From hopeless to happy

Q: When I met my husband, he owned his own business. I had another job, but I eventually came into his business. Now we are married, and I have all of these titles: secretary, A/P, A/R, customer service, interior design, courier, finisher, scheduler, problem-solver, digging him out of holes, and I also get yelled at all day by him. (I get paid only $8 an hour.) He’s fine at home, but as soon as he hits the shop door, he changes into a beast. The problem is that when I told him that I was quitting, he told me to pack up my stuff at the shop and our house and get out. We are going to have the shop for another five years and then retire. Should I wait it out or move on? The shop and house are mine, too. – Betty

J.T.: I must be honest and tell you upfront that I cannot give you a direct answer; however, I can ask you a couple of questions. First, if you were working at another company, where your boss wasn’t your husband, would you stay working there under these conditions? Second, what do you think it says about your belief in yourself and your abilities to allow yourself to be treated in this fashion?

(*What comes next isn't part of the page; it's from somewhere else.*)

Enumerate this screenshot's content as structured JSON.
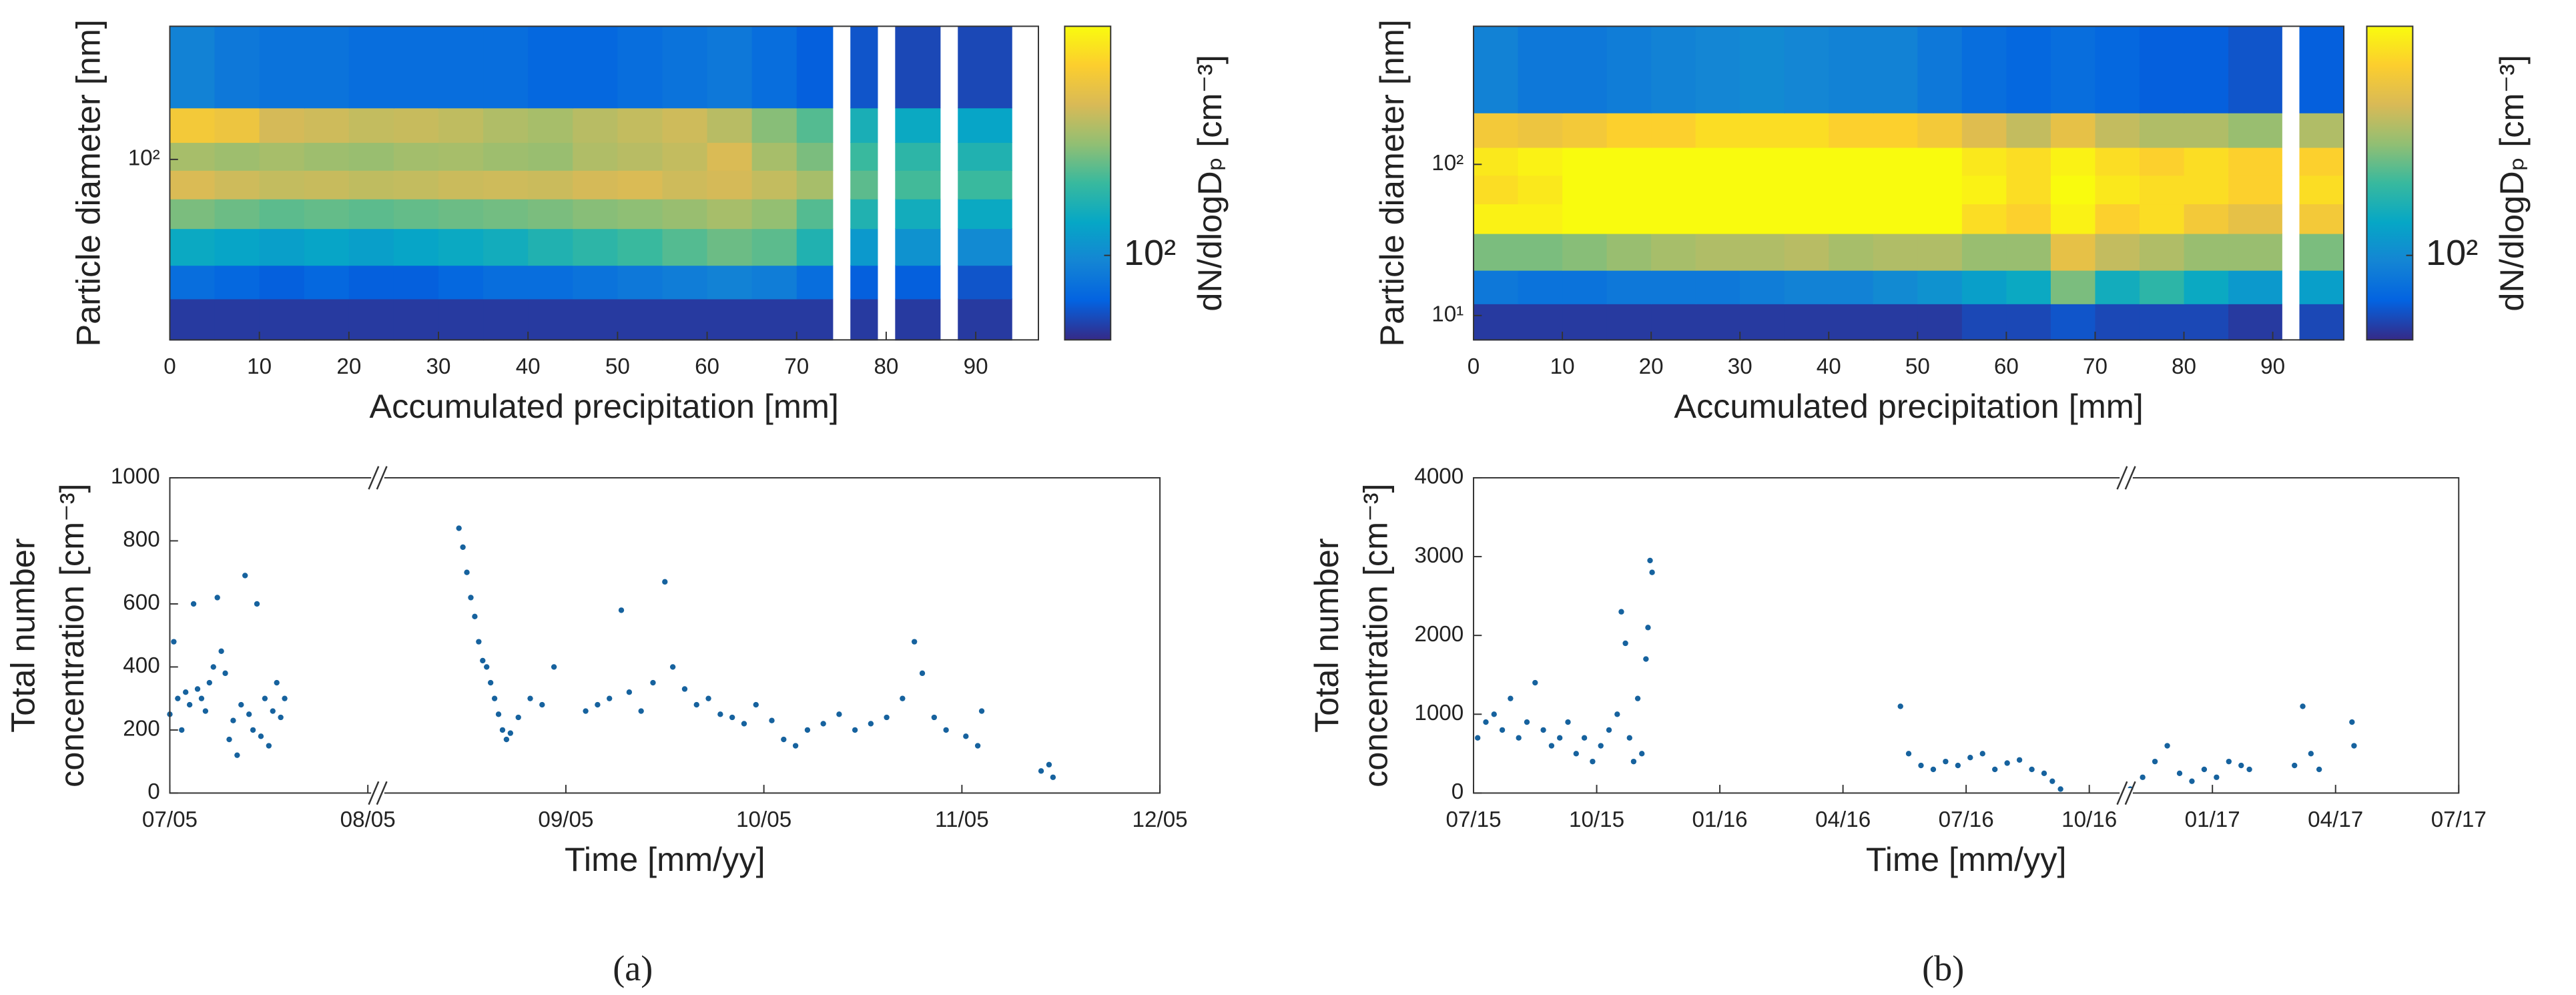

Dale: Well, I’d say those questions are the answer and if not, here’s one: Get out. Start with the job, then decide about the marriage.

J.T.: They seem to be tied together, at least in the husband’s mind.

Dale: But which mind? We’re dealing with two personalities, boss and husband. What you need to do, Betty, is to find a marriage counselor to help plan your job-exit conversation. I’m picturing this happening on a weekend, maybe at a restaurant. Make the case to the husband about quitting the job. Do some research on salary.com and estimate what you could make elsewhere, which is probably double or more what you’re making now. Explain the benefits to the marriage and to your finances. See if the husband comes through for you and the marriage.

J.T.: But at some point, this is about you, Betty. How do you want to live your life? It’s time to create a blueprint for personal and professional success because there’s one thing I can guarantee – if you don’t take any action, things will not get better. We all are responsible for our own happiness. The time has come for you to take ownership of yours.

Dale: Agreed. If you don’t, it isn’t a matter of just holding on until retirement; it’s admitting that you’ve already retired from life as it should be lived, retired from any hope of a rewarding career.